MagCentre est allé à la rencontre de ces personnes qui, bénévoles ou professionnelles, dans l’ombre ou sur le devant de la scène, mettent leur talent au service de la culture musicale. Pour la faire connaitre, la développer et la diffuser à tous les publics.
Aujourd’hui : François-Henri Houbart, organiste

François-Henri Houbart aux orgues de La Madeleine. Photo Julien Tellier
« Vous trouverez tout sur Wikipédia ! » François-Henri Houbart ne cherche pas la notoriété, il est presque étonné que l’on s’intéresse à lui et ne s’étend pas sur son parcours. Né à Orléans, il découvre la musique à 8 ans chez les Dominicains de Sorèze (Tarn) où il fait ses études. Il se souvient d’une éducation un peu militaire avec uniforme, lever des couleurs, défilés, mais avec une prédilection pour les arts et les lettres qui lui ouvre des horizons. Il apprend le trombone, le piano, le clavecin puis l’orgue. Il rend hommage à ses professeurs qui très vite ont dit à ses parents : « ici il perd son temps. » Retour à Orléans, études au Conservatoire de sa ville natale, puis à Paris auprès des plus grands maîtres (Pierre Lantier, Pierre Cochereau, Michel Chapuis, Jean Guillou…).
Professeur, organiste, concertiste
Son parcours est vaste et se décline en plusieurs dimensions : professeur, il ouvre la première classe d’orgue à Orléans en 1980 et nombreux sont les organistes aujourd’hui reconnus à avoir bénéficié de son enseignement.
Titulaire des grandes orgues de la Madeleine à Paris depuis 47 ans, « la paroisse de la Présidence », il mesure les « belles rencontres » que cette fonction lui a permises, notamment lors des cérémonies officielles ou obsèques, où il croise les plus grands. « J’aimais beaucoup Jacques Chirac, mais je suis aussi grand ami avec Jean-Pierre Sueur : avec l’art on dépasse les clivages politiques ! »

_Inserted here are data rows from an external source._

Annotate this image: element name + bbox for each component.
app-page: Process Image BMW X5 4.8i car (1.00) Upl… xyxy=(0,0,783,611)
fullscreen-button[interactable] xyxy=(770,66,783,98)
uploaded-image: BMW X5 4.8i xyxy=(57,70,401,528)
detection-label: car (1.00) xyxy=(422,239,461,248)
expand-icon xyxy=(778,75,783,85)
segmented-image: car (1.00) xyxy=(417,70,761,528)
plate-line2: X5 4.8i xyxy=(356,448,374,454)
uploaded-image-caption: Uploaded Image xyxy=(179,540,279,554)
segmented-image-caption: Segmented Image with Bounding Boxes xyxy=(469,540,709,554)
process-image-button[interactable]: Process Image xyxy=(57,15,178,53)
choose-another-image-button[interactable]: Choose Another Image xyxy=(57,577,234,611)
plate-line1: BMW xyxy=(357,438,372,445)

Sa carrière de concertiste l’a emmené très loin en France et à l’étranger. Questionné sur ses meilleurs souvenirs, il évoque l’inauguration de l’orgue de Wichita (USA), une tournée au Japon ou des concerts à Münster. Côté musique, il cite Saint-Saëns (son prédécesseur à la Madeleine) et notamment la 3ᵉ symphonie pour orgue et orchestre. Mais très vite il évoque « cinq siècles de répertoire » qui donnent à l’orgue ses lettres de noblesse et une place fondamentale dans l’histoire de la musique. Il a effectué plus de 70 enregistrements.
Les orgues du Loiret
Là où François-Henri Houbart s’anime tout particulièrement, c’est quand il parle de l’association « Orgues du Loiret » dont il a pris la présidence en 2025 et qui compte près de 800 adhérents. Il a à cœur de mettre en valeur les 80 orgues du département, dont 10 sont classés, mais aussi les organistes et compositeurs. « En France, on est riche d’un patrimoine organistique, il n’y a pas que les châteaux ou le vin ! » Dans cette optique, la première journée départementale de l’orgue est organisée cette année à Pithiviers le 28 juin 2026 à 15 h, église Saint-Salomon, avec Julien Tellier, Damien Colcomb, Jean-Pierre Griveau, Olivier Salandini. F.H. Houbart y rendra un hommage au facteur de l’orgue pithivérien de 1789, Jean-Baptiste Isnard (qui a longtemps vécu et travaillé à Orléans).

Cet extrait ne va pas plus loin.